How do we value Nissan's sales of the LEAF this month in the United States? Good or bad? High or low?
None of the above. We are indifferent.
Even though America's besting selling EV crossed the 80,000 vehicles sold mark on the first of the month (82,000+ today), and another relatively strong month was recorded throughout June with 2,074 cars sold, there is just too much going on behind the scenes to give this month's data point much weight of meaning.
Pushing the number higher in June was the expiry of the $5,000 incentive in Georgia at the end of this month; a state which has been responsible for as much as 25% of the car's sales in certain months (although not to those heights as best we can tell thus far in 2015).
Pushing the number lower is the fact the model is getting pretty long in the tooth, as well as Nissan offering big incentives (up to $7,000) for existing customers to retain their leased cars over buying new ones; and the expectation of a longer range (perhaps 105 miles of EPA range), 30 kWh version of today's LEAF in SV and SL trim levels for the 2016 model year holding the 'in-the-know' buyers in check.
Although sales have stabilized this summer somewhat, June 2015 was still off 11.6% against June of 2014 when 2,347 were sold.

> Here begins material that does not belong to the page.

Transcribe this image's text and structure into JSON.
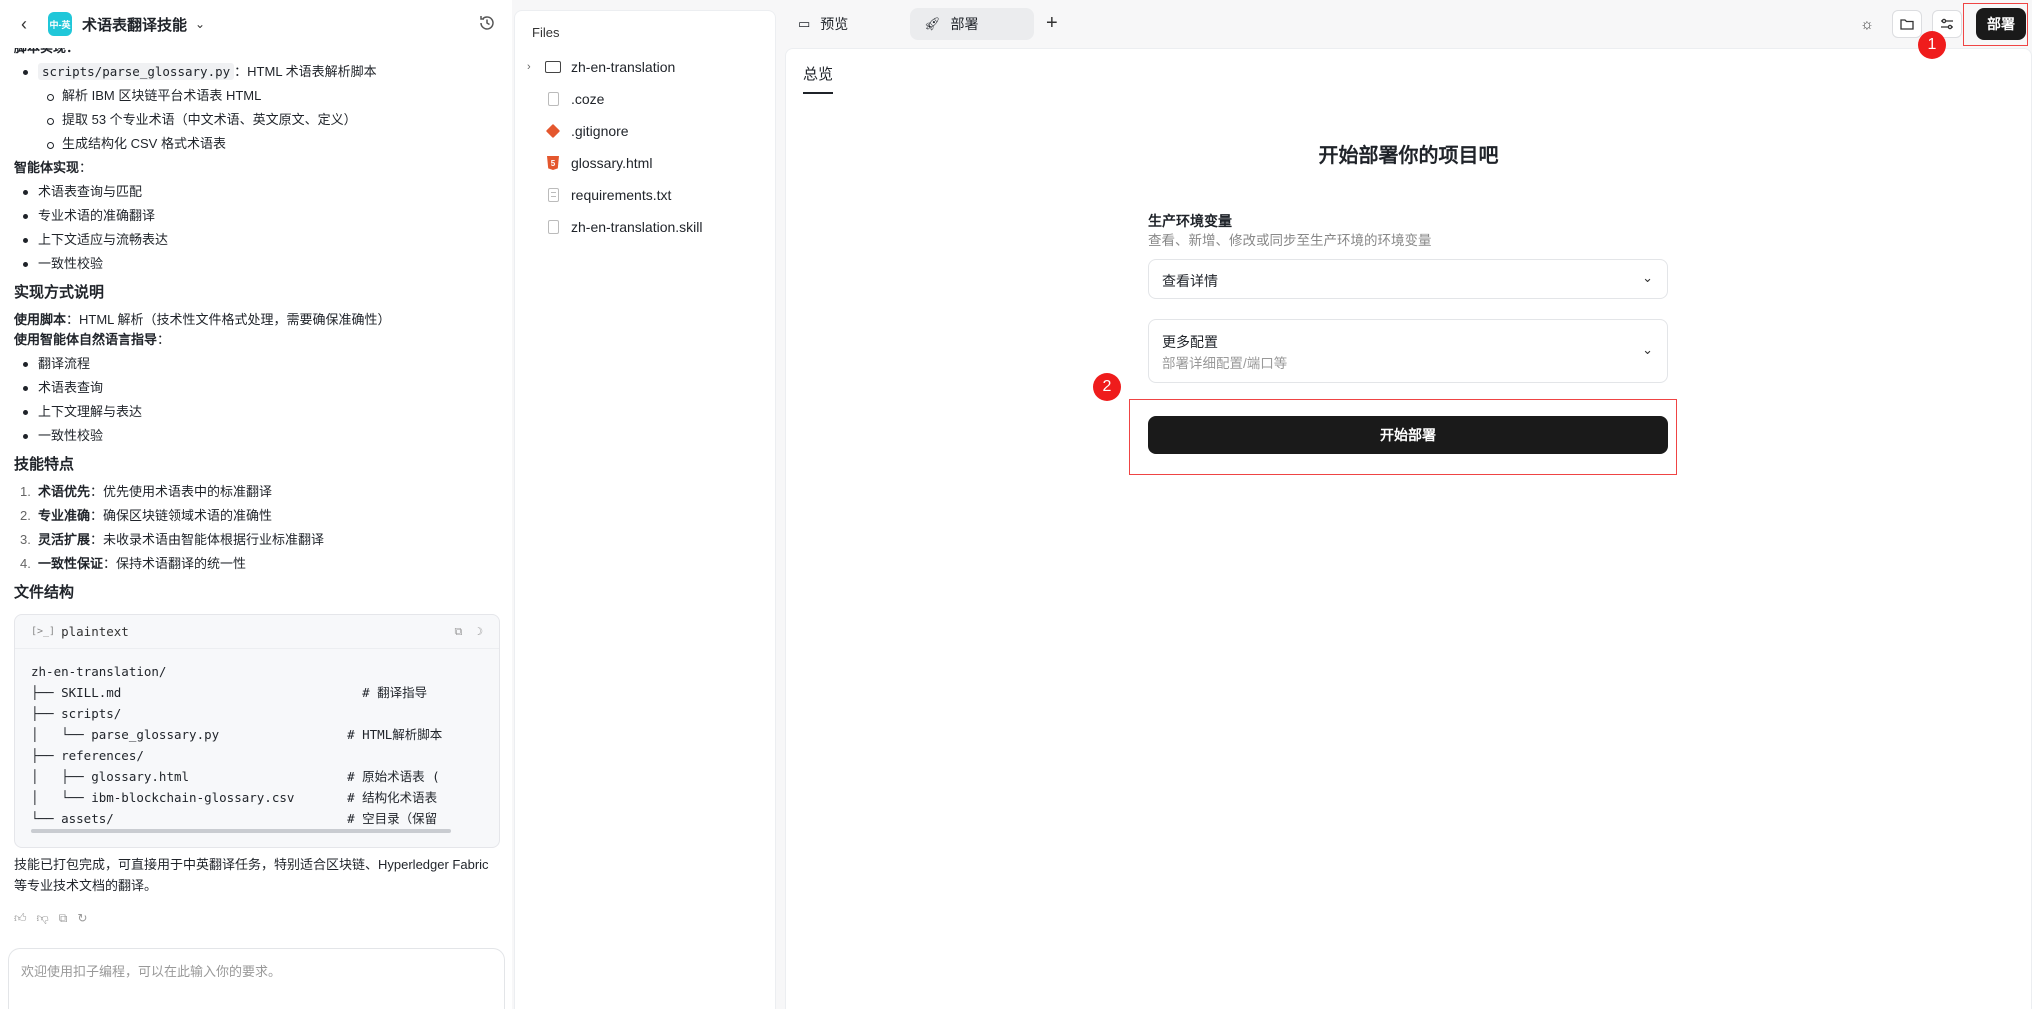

For the year, 9,816 LEAFs have been sold versus 12,735, a decrease of 22.9%
Nissan LEAF Historical Sales And Percentage Of Plug-In Market Through May 2015
Separately this month, the Nissan-Renault Alliance announced they had sold over 250,000 all-electric cars and vans to date, with more than 180,000 of them being LEAFs.
What's This? 544 Kilomters (338 miles) of Range In Next Gen LEAF? Give us half that on the EPA scale and we'll say mission accomplished Nissan
Nissan CEO Carlos Ghosn also took stage at the company's annual shareholder meeting and strongly foreshadowed the next-generation LEAF by "envisioning" the car with 544km/338 miles of range (check out video promo of this longer range LEAF here).
But before anyone gets too excited (or sells all their Tesla shares), one has to remember this presentation was in Japan; and therefore we assume those high numbers where achieved by using estimated mileage based on the local Japanese JC08 standard, which loosely translated means "aided by a dozen unicorns and a strong tail wind".
Today's 2015 LEAF is rated at 228 km (142 miles) in Japan, so the 544km/338 miles shown in Ghosn's presentation works out to just about 200 miles of EPA range on the nose.
Still, if the all-new, next generation of Nissan LEAF (expected to arrive in Q2 2017) has 200 miles of range, we would be fairly thrilled just the same. Heck, we'll take 175 miles.